After a year at the helm of one of the biggest internet companies in the world, Google CEO Larry Page has penned an open letter recapping the year gone by, outlining his goals for Google’s future and detailing numerous figures.
Google, like many other technology companies, is typically coy about releasing figures but Larry Page has provided a nice snapshot of the company to date.
He revealed that 350 million people now use web-based email app GMail and that its web browser Chrome is “growing fast” with over 200 million users to date.
“In 2006, when Google acquired YouTube, we faced a lot of skepticism,” said Page. “Today, YouTube has over 800 million monthly users uploading over an hour of video per second.”
He emphasized Android’s growth saying that “mobile innovation has never been greater” and added that “850,000 devices are activated daily through a network of 55 manufacturers and more than 300 carriers.”
Page hinted that Google+ and personalized search profiles would play a big role in next-generation search. “Imagine how much better search would be if we added… you,” speculated Page. “Today, most search results are generic, so two strangers sitting next to each other in a café will get very similar answers. Yet everyone’s life experiences are unique.”
He continued, “Google+ helps solve this problem for us because it enables Google to understand people and their connections,” adding that “ this kind of next-generation search in which Google understands real-world entities—things, not strings—will help improve our results in exciting new ways.
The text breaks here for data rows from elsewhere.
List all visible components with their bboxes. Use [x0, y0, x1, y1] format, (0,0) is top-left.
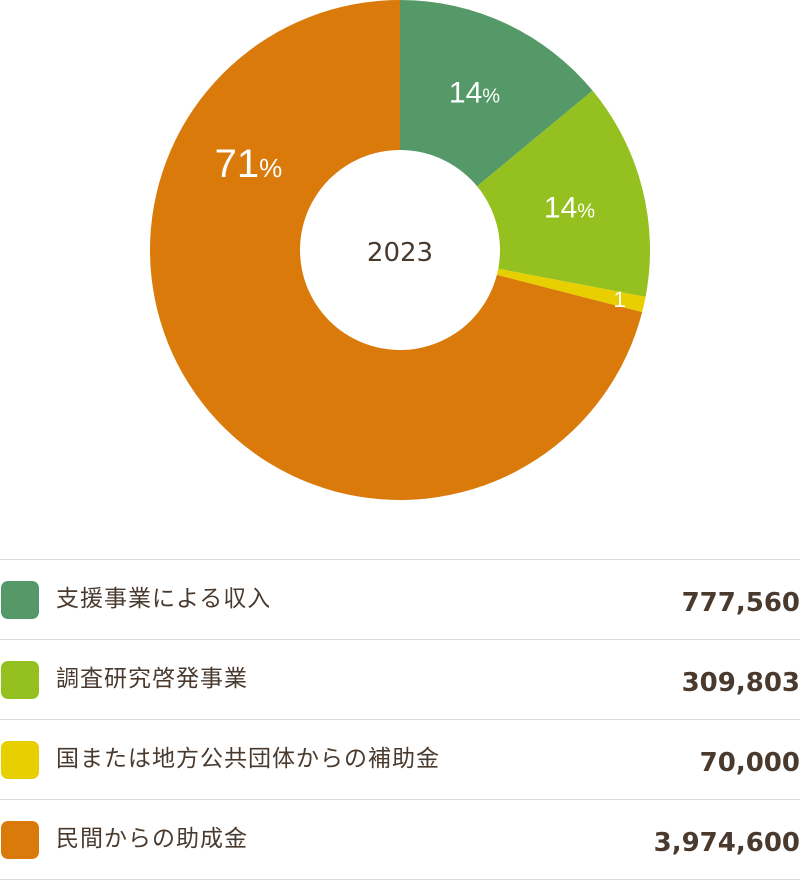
legend-swatch — [1, 741, 39, 779]
legend-value: 3,974,600 — [653, 828, 800, 858]
legend-row: 民間からの助成金 3,974,600 — [0, 799, 800, 880]
legend-label: 国または地方公共団体からの補助金 — [56, 746, 440, 772]
donut-hole — [300, 150, 500, 350]
donut-chart-svg: 14% 14% 1 71% 2023 — [150, 0, 651, 500]
legend-row: 国または地方公共団体からの補助金 70,000 — [0, 719, 800, 799]
slice-percent-label-1: 14% — [449, 76, 500, 109]
legend-value: 777,560 — [681, 588, 800, 618]
legend-swatch — [1, 821, 39, 859]
legend-row: 支援事業による収入 777,560 — [0, 559, 800, 639]
legend-row: 調査研究啓発事業 309,803 — [0, 639, 800, 719]
slice-percent-label-2: 14% — [544, 191, 595, 224]
legend-swatch — [1, 661, 39, 699]
legend-label: 支援事業による収入 — [56, 586, 272, 612]
slice-percent-label-3: 1 — [613, 287, 625, 312]
legend-label: 民間からの助成金 — [56, 826, 248, 852]
center-year-label: 2023 — [367, 238, 433, 268]
legend-swatch — [1, 581, 39, 619]
slice-labels-group: 14% 14% 1 71% — [215, 76, 626, 312]
legend-label: 調査研究啓発事業 — [56, 666, 248, 692]
legend-value: 309,803 — [681, 668, 800, 698]
legend-table: 支援事業による収入 777,560 調査研究啓発事業 309,803 国または地方公共団… — [0, 559, 800, 880]
slice-percent-label-4: 71% — [215, 142, 283, 186]
legend-value: 70,000 — [699, 748, 800, 778]
donut-chart: 14% 14% 1 71% 2023 — [150, 0, 651, 500]
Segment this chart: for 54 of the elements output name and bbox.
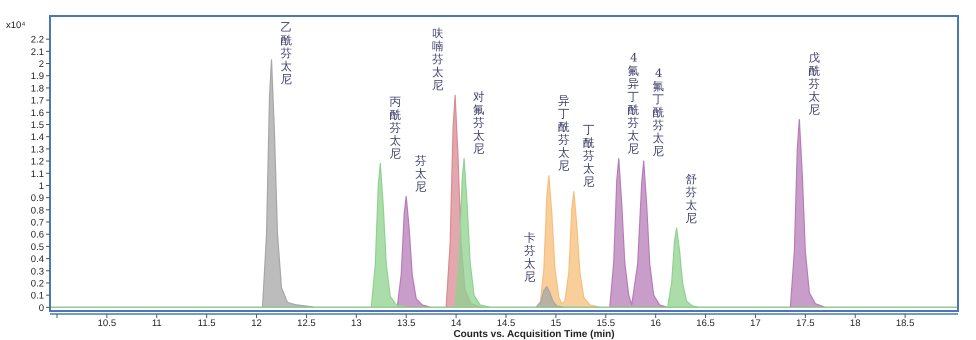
y-tick-label: 0.5 — [30, 242, 44, 253]
y-tick-label: 1.9 — [30, 71, 44, 82]
y-tick-label: 1.1 — [30, 168, 44, 180]
y-tick-label: 0.7 — [30, 218, 44, 229]
annotation: 戊酰芬太尼 — [808, 50, 820, 117]
y-tick-label: 0.4 — [30, 254, 44, 266]
x-tick-label: 15.5 — [596, 318, 616, 329]
x-tick-label: 13.5 — [396, 318, 416, 329]
annotation: 丁酰芬太尼 — [582, 122, 595, 189]
y-tick-label: 1.5 — [30, 120, 44, 131]
annotation: 呋喃芬太尼 — [432, 26, 444, 92]
x-tick-label: 11.5 — [198, 318, 216, 329]
x-tick-label: 14.5 — [496, 318, 516, 329]
annotation: 乙酰芬太尼 — [280, 20, 293, 86]
y-tick-label: 1 — [38, 180, 44, 192]
x-tick-label: 17 — [750, 318, 761, 329]
x-tick-label: 13 — [351, 318, 362, 329]
x-tick-label: 14 — [450, 318, 462, 329]
annotation: 丙酰芬太尼 — [389, 94, 402, 160]
annotation: 舒芬太尼 — [686, 172, 698, 226]
x-tick-label: 10.5 — [98, 318, 116, 329]
x-tick-label: 15 — [550, 318, 562, 329]
y-tick-label: 2 — [38, 59, 44, 70]
y-tick-label: 1.4 — [30, 132, 44, 144]
annotation: 异丁酰芬太尼 — [558, 94, 570, 173]
y-tick-label: 0.9 — [30, 193, 44, 204]
y-tick-label: 2.1 — [30, 46, 44, 58]
y-tick-label: 0.3 — [30, 266, 44, 278]
annotation: 对氟芬太尼 — [473, 90, 486, 156]
x-axis-title: Counts vs. Acquisition Time (min) — [453, 329, 615, 340]
x-tick-label: 11 — [152, 318, 162, 329]
y-tick-label: 0.6 — [30, 230, 44, 241]
x-tick-label: 18.5 — [896, 318, 914, 329]
x-tick-label: 12 — [251, 318, 262, 329]
x-tick-label: 16 — [650, 318, 661, 329]
y-tick-label: 1.7 — [30, 96, 44, 107]
x-tick-label: 17.5 — [796, 318, 815, 329]
y-tick-label: 1.6 — [30, 108, 44, 119]
y-tick-label: 1.3 — [30, 144, 44, 156]
y-axis-title: x10⁴ — [6, 20, 26, 31]
y-tick-label: 0.2 — [30, 278, 44, 290]
x-tick-label: 18 — [850, 318, 861, 329]
y-tick-label: 1.2 — [30, 156, 44, 168]
x-tick-label: 12.5 — [297, 318, 316, 329]
annotation: 4氟异丁酰芬太尼 — [628, 50, 640, 156]
x-tick-label: 16.5 — [696, 318, 715, 329]
y-tick-label: 0.1 — [30, 290, 44, 302]
annotation: 卡芬太尼 — [524, 230, 536, 284]
annotation: 4氟丁酰芬太尼 — [652, 66, 665, 158]
y-tick-label: 1.8 — [30, 83, 44, 94]
annotation: 芬太尼 — [415, 153, 428, 194]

It’s about building genuine knowledge into our search engine.”
Speaking of Google+, the social network has amassed well over 100 million users since launching in 2011. Comparatively, Twitter revealed it has 140 million active users in April while Facebook said it reached 845 million monthly active users in December 2011.
Looking ahead to the future, Page said he wants “Google to be a company that is deserving of great love.” He said the company keeps working on seemingly impossible projects like driverless cars and wearable augmented reality glasses because “it’s easier to make progress on mega-ambitious goals than on less risky projects.”